Helpless to resist the momentum, we surged forward, slowly shuffling again, only this time with bodies pressed up against our backs. He paused to look up at me with a combination of slight curiosity and sheer terror.

“Everybody move back! make way for the passengers boarding the bus!” the driver yelled sternly.

"Keep moving until you can’t go any further.”

I nudged him forward until we were firmly wedged between a few fine specimens of the CTA variety, only to find ourselves in the worst possible predicaments: caught completely adrift, with neither a pole to hang onto nor a place to lean against.

“Oooh this is not good,” I thought to myself as I put a hand on his shoulder, regretting this brilliant maternal decision to subject my kid to the gruesome tortures of mass transit.

The doors struggled shut, then the bus hurtled toward the intersection. The amoeba of people that included us poor souls with no pole morphed with the abrupt forward movement. The rough jerk sent us flying, and we both reached for the invisible bar (also known as thin air). It was futile. With nothing to stabilize, we flailed. I grabbed onto his shirt and kept him (barely) upright.

“Mommy, HELP! What am I supposed to do now? I am going to fall if I have nothing to hold onto?”

With each successive stop, he’d tense up, his entire body bracing for the impending wave to hurl him about like a piece of driftwood tossing about at sea. He’d look around, embarrassed, worried. Hating the lack of control. Dreading the possibility he’d stumble, step on a foot,  bump into man, or worst of all fall flat on his face.

I leaned in close and whispered in his ear. “Ok buddy. Listen to me. You’ve got to stay loose.”

His face contorted. The sweet adoring “I love you, mommy” face was instantly replaced by an indignant “WTF are you talking about, lady??” look. “Stay loose when I’m about to dive headfirst into this mass of scary humanity?!”

I smiled reassuringly. “I’m serious,” I said in a gentle voice. “At the next stop, just watch me carefully.”

His response: a hearty huff and eye roll (the latter another lesson he regrettably learned from the best…me).
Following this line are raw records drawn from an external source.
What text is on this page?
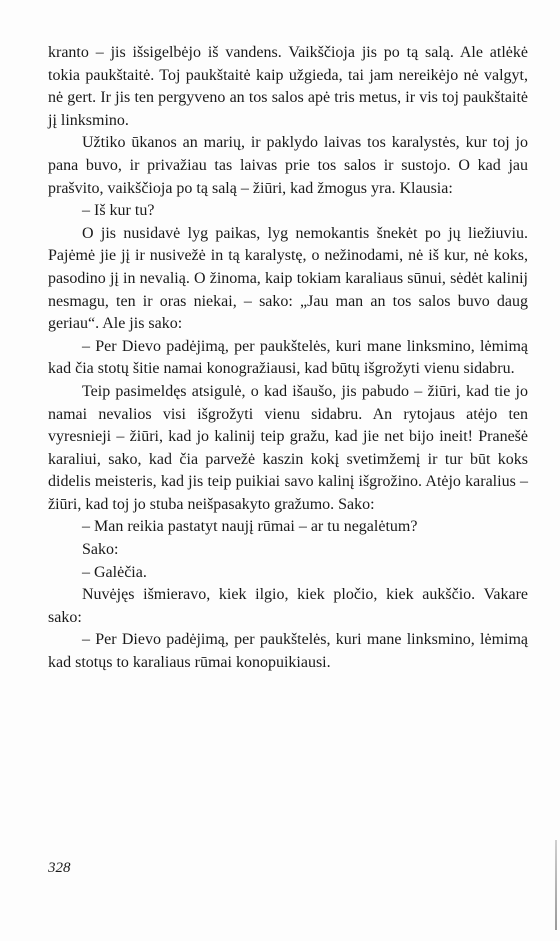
kranto – jis išsigelbėjo iš vandens. Vaikščioja jis po tą salą. Ale atlėkė tokia paukštaitė. Toj paukštaitė kaip užgieda, tai jam nereikėjo nė valgyt, nė gert. Ir jis ten pergyveno an tos salos apė tris metus, ir vis toj paukštaitė jį linksmino.

Užtiko ūkanos an marių, ir paklydo laivas tos karalystės, kur toj jo pana buvo, ir privažiau tas laivas prie tos salos ir sustojo. O kad jau prašvito, vaikščioja po tą salą – žiūri, kad žmogus yra. Klausia:

– Iš kur tu?

O jis nusidavė lyg paikas, lyg nemokantis šnekėt po jų liežiuviu. Pajėmė jie jį ir nusivežė in tą karalystę, o nežinodami, nė iš kur, nė koks, pasodino jį in nevalią. O žinoma, kaip tokiam karaliaus sūnui, sėdėt kalinij nesmagu, ten ir oras niekai, – sako: „Jau man an tos salos buvo daug geriau“. Ale jis sako:

– Per Dievo padėjimą, per paukštelės, kuri mane linksmino, lėmimą kad čia stotų šitie namai konogražiausi, kad būtų išgrožyti vienu sidabru.

Teip pasimeldęs atsigulė, o kad išaušo, jis pabudo – žiūri, kad tie jo namai nevalios visi išgrožyti vienu sidabru. An rytojaus atėjo ten vyresnieji – žiūri, kad jo kalinij teip gražu, kad jie net bijo ineit! Pranešė karaliui, sako, kad čia parvežė kaszin kokį svetimžemį ir tur būt koks didelis meisteris, kad jis teip puikiai savo kalinį išgrožino. Atėjo karalius – žiūri, kad toj jo stuba neišpasakyto gražumo. Sako:

– Man reikia pastatyt naujį rūmai – ar tu negalėtum?

Sako:

– Galėčia.

Nuvėjęs išmieravo, kiek ilgio, kiek pločio, kiek aukščio. Vakare sako:

– Per Dievo padėjimą, per paukštelės, kuri mane linksmino, lėmimą kad stotųs to karaliaus rūmai konopuikiausi.

328
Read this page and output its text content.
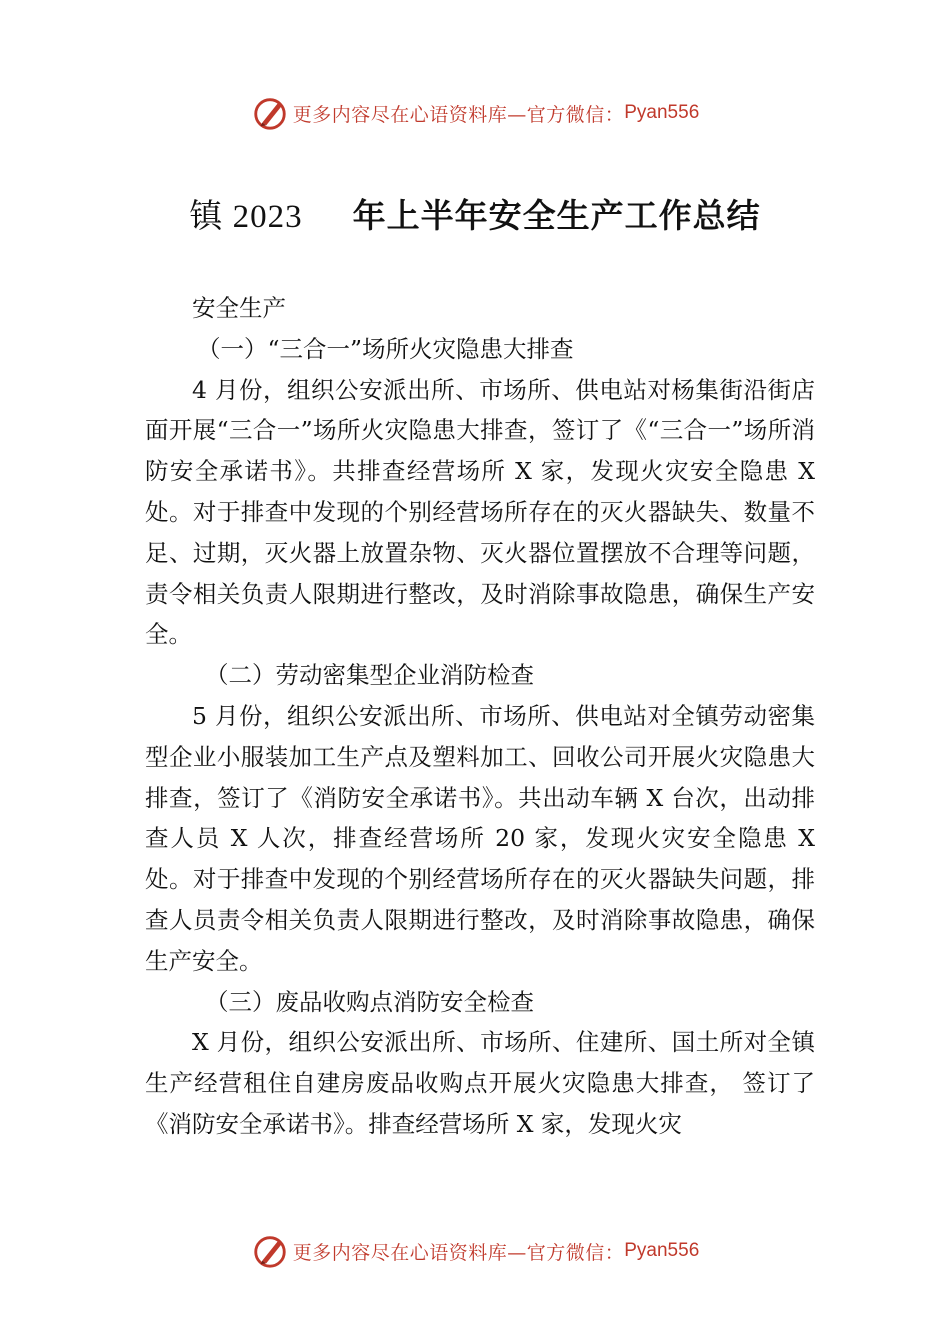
更多内容尽在心语资料库—官方微信： Pyan556
镇 2023 年上半年安全生产工作总结

安全生产

（一）“三合一”场所火灾隐患大排查

4 月份，组织公安派出所、市场所、供电站对杨集街沿街店面开展“三合一”场所火灾隐患大排查，签订了《“三合一”场所消防安全承诺书》。共排查经营场所 X 家，发现火灾安全隐患 X 处。对于排查中发现的个别经营场所存在的灭火器缺失、数量不足、过期，灭火器上放置杂物、灭火器位置摆放不合理等问题，责令相关负责人限期进行整改，及时消除事故隐患，确保生产安全。

（二）劳动密集型企业消防检查

5 月份，组织公安派出所、市场所、供电站对全镇劳动密集型企业小服装加工生产点及塑料加工、回收公司开展火灾隐患大排查，签订了《消防安全承诺书》。共出动车辆 X 台次，出动排查人员 X 人次，排查经营场所 20 家，发现火灾安全隐患 X 处。对于排查中发现的个别经营场所存在的灭火器缺失问题，排查人员责令相关负责人限期进行整改，及时消除事故隐患，确保生产安全。

（三）废品收购点消防安全检查

X 月份，组织公安派出所、市场所、住建所、国土所对全镇生产经营租住自建房废品收购点开展火灾隐患大排查， 签订了《消防安全承诺书》。排查经营场所 X 家，发现火灾

更多内容尽在心语资料库—官方微信： Pyan556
As we approached the stop, I got into position, exaggerating my movements for dramatic effect. I planted my heels (all 4.5 inches of them) firmly on the ground, as wide as they could get in the 12-inch square block of space I had to work with. I bent my legs slightly and got ready to ride the wave.

He was intrigued now, watching me intently as I assumed the position. I cracked a big smile and winked at him.

The brakes screeched loudly as we pulled up on the next stop, and I rode it out, shifting my body weight subtly back and forth to counter the momentum. He watched in amazement as I maintained my balance, only hesitating once to grab onto his arm when the jostling got a hair too extreme.

The furrow in his brow slowly morphed into a grin of his own.

He whispered into my ear. “That was awesome!”

"I told you bud. I know what I’m talking about. Whenever you feel out of control, take a deep breath. Plant your feet on the ground. Trust yourself. Believe you can handle it. And then ride the wave.”

The grin transformed into an ear-to-ear smile. “I wanna try!”

He couldn’t wait test out the technique. As we approached the next stop, I watched his lips recounting the steps, and his body motions working in unison. He was ready.

“Look mom! No hands!” he squealed.

And that was it. On an unremarkable Wednesday, in the middle of rush hour on the CTA, I taught him an invaluable lesson about surfing…and life.

“Whenever you feel out of control, take a deep breath. Plant your feet on the ground. Trust yourself. Believe you can handle it. And then ride the wave.”